Registration No. 333-259829

 

 

 

UNITED STATES

SECURITIES AND EXCHANGE COMMISSION

Washington, D.C. 20549

 

 

POST-EFFECTIVE AMENDMENT NO. 1

TO

FORM S-8 REGISTRATION STATEMENT NO. 333-259829

UNDER

THE SECURITIES ACT OF 1933

 

 

EngageSmart, Inc.

(Exact name of registrant as specified in its charter)

 

 

 

Delaware   83-2785225

(State or other jurisdiction of

incorporation or organization)

 

(I.R.S. Employer

Identification Number)

30 Braintree Hill Office Park, Suite 101

Braintree, Massachusetts

  21844
(Address of Principal Executive Offices)   (Zip Code)

EngageSmart, Inc. Amended and Restated 2009 Equity Incentive Plan

EngageSmart, Inc. Amended and Restated 2015 Stock Option Plan

EngageSmart, Inc. 2021 Incentive Award Plan

EngageSmart, Inc. 2021 Employee Stock Purchase Plan

(Full title of the plans)

Scott Semel

30 Braintree Hill Office Park, Suite 101

Braintree, Massachusetts 02184

(781) 848-3733

(Name, address, and telephone number, including area code, of agent for service)

 

 

Copy to:

 

Daniel Wolf

David Klein

Lee Blum

Kirkland & Ellis LLP

601 Lexington Avenue

New York, NY 10022

Tel: (212) 446-4800

 

 

Indicate by check mark whether the registrant is a large accelerated filer, an accelerated filer, a non-accelerated filer, a smaller reporting company or an emerging growth company. See the definitions of “large accelerated filer,” “accelerated filer,” “smaller reporting company” and “emerging growth company” in Rule 12b-2 of the Exchange Act.

 

Large accelerated filer

 

  

Accelerated filer

 

Non-accelerated filer

 

  

Smaller reporting company

 

    

Emerging growth company

 

If an emerging growth company, indicate by check mark if the registrant has elected not to use the extended transition period for complying with any new or revised financial accounting standards provided pursuant to Section 7(a)(2)(B) of the Securities Act.  ☐

 

 

 


DEREGISTRATION OF SECURITIES

This Post-Effective Amendment (the “Post-Effective Amendment”) relates to the following Registration Statement on Form S-8 (the “Registration Statement”) filed by EngageSmart, Inc. (“EngageSmart”) with the Securities and Exchange Commission (the “SEC”):

 

   

Registration Statement No. 333-259829, filed with the SEC on September 27, 2021, relating to the registration of (i) 111,867 shares of common stock, $0.001 par value per share, of EngageSmart (“Shares”) under EngageSmart’s Amended and Restated 2009 Equity Incentive Plan, (ii) 11,101,564 Shares under EngageSmart’s Amended and Restated 2015 Stock Option Plan, (iii) 14,798,186 Shares under EngageSmart’s 2021 Incentive Award Plan and (iv) 2,219,728 Shares under EngageSmart’s 2021 Employee Stock Purchase Plan.

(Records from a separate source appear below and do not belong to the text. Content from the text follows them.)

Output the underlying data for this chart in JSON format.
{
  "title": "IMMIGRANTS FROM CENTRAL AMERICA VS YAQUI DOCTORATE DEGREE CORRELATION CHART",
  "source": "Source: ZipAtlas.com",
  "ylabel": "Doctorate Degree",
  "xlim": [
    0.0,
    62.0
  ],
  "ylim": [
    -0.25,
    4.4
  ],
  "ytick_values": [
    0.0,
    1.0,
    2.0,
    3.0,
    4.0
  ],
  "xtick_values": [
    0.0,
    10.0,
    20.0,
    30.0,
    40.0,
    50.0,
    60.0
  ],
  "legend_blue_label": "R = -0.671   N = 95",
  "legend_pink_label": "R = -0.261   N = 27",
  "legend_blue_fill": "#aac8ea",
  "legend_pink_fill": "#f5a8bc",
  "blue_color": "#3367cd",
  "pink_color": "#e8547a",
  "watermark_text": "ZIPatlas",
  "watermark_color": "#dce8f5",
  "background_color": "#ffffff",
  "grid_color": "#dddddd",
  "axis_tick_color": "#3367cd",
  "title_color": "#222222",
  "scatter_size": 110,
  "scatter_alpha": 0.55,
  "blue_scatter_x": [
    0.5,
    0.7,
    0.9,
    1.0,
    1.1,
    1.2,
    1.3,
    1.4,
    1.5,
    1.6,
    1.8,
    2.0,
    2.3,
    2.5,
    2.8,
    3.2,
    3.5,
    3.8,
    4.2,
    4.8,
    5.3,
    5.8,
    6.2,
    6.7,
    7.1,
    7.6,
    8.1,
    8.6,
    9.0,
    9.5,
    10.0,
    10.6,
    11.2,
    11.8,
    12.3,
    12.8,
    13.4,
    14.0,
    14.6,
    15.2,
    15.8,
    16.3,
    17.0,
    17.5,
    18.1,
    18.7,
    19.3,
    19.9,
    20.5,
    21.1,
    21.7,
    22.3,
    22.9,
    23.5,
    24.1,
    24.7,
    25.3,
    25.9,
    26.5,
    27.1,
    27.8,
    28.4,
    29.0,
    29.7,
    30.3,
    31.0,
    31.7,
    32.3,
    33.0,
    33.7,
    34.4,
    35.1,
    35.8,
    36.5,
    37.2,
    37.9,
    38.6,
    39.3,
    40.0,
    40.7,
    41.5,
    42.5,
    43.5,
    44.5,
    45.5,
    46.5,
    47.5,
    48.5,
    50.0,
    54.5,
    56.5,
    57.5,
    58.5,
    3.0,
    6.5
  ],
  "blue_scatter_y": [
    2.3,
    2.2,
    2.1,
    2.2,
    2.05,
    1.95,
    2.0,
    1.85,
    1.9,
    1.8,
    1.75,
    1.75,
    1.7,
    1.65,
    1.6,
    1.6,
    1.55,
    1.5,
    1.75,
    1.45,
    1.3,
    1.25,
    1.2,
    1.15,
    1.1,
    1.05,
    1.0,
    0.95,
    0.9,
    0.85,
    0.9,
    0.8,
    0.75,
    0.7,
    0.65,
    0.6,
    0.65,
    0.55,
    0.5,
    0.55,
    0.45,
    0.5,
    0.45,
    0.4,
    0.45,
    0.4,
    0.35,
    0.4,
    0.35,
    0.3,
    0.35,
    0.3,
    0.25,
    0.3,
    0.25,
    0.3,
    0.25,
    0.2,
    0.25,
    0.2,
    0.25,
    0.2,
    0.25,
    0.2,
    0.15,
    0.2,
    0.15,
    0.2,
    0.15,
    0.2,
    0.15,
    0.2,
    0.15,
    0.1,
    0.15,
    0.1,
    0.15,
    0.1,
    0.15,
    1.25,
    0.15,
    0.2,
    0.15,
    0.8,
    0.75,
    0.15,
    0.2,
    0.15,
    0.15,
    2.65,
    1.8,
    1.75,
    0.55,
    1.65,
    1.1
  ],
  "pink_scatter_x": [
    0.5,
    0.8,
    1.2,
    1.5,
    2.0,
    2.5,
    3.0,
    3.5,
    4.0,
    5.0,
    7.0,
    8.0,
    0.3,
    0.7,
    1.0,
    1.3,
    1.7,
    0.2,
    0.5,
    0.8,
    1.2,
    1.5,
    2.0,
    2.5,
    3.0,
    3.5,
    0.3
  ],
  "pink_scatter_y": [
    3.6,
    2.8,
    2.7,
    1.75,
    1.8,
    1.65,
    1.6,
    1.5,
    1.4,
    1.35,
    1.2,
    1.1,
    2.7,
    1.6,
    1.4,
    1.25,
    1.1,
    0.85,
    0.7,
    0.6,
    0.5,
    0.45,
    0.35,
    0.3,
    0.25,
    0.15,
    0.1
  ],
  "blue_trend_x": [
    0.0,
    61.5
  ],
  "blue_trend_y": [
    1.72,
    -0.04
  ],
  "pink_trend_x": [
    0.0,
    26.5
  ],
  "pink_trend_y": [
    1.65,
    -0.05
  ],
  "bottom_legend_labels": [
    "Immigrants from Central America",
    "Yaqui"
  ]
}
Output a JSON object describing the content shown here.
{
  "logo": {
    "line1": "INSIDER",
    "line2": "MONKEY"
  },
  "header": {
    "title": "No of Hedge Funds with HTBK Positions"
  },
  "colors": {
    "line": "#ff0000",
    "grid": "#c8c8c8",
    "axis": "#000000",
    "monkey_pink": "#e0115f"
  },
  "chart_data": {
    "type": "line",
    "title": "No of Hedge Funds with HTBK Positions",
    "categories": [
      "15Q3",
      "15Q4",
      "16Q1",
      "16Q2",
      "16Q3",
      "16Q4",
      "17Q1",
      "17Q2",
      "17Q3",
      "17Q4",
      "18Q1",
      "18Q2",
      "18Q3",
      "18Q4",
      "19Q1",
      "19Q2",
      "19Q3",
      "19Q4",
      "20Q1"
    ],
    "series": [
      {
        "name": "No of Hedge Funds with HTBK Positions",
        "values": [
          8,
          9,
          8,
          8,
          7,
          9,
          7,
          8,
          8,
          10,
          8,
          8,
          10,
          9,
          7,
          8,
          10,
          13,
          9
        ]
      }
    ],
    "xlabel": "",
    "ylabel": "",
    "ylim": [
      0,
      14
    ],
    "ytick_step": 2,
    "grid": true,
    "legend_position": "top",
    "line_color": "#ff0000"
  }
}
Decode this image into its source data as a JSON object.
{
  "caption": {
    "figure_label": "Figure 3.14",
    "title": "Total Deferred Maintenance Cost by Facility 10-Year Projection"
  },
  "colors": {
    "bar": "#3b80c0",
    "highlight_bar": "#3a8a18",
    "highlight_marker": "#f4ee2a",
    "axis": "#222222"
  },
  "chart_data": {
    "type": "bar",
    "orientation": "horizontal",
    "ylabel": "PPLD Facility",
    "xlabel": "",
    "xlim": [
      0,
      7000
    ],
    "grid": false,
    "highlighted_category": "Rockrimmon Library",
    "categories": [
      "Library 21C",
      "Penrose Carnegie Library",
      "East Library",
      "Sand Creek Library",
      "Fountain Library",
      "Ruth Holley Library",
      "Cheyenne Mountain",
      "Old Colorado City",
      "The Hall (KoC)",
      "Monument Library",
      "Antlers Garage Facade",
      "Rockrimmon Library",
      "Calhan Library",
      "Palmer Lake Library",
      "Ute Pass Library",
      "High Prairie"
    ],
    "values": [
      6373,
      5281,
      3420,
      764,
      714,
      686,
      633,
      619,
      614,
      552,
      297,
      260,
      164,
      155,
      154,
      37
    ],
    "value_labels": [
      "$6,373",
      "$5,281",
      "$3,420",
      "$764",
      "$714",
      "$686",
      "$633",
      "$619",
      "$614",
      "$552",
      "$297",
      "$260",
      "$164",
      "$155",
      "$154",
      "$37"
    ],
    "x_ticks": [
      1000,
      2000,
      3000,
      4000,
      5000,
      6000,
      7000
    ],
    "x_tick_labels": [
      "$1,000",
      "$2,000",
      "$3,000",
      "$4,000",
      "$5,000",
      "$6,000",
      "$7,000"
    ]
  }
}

On January 26, 2024, Icefall Merger Sub, Inc., a Delaware corporation (“Merger Sub”) and a wholly owned subsidiary of Icefall Parent, Inc. (formally known as Icefall Parent, LLC), a Delaware corporation and an affiliate of Vista Equity Partners (“Parent”), completed its merger (the “Merger”) with and into EngageSmart pursuant to the terms of the Agreement and Plan of Merger, dated October 23, 2023 (the “Merger Agreement”), by and among Parent, Merger Sub and EngageSmart. EngageSmart was the surviving corporation in the Merger and, as a result, is now a wholly owned subsidiary of Parent.

As a result of the Merger, EngageSmart has terminated all offerings and sales of securities pursuant to the Registration Statement. In accordance with an undertaking made by EngageSmart in the Registration Statement to remove from registration, by means of a post-effective amendment, any of the securities that had been registered for issuance under the Registration Statement that remain unsold at the termination of such offering, EngageSmart hereby removes from registration all of such securities registered but remaining unsold under the Registration Statement as of the date hereof.


SIGNATURES

Pursuant to the requirements of the Securities Act of 1933, the registrant certifies that it has reasonable grounds to believe that it meets all of the requirements for filing on Form S-8 and has duly caused this Post-Effective Amendment to the Registration Statement described above to be signed on its behalf by the undersigned, thereunto duly authorized, in Braintree, Massachusetts, on January 26, 2024.

 

EngageSmart, Inc.
By:  

/s/ Cassandra Hudson

Name:   Cassandra Hudson
Title:   Chief Financial Officer

No other person is required to sign these Post-Effective Amendments in reliance on Rule 478 of the Securities Act of 1933.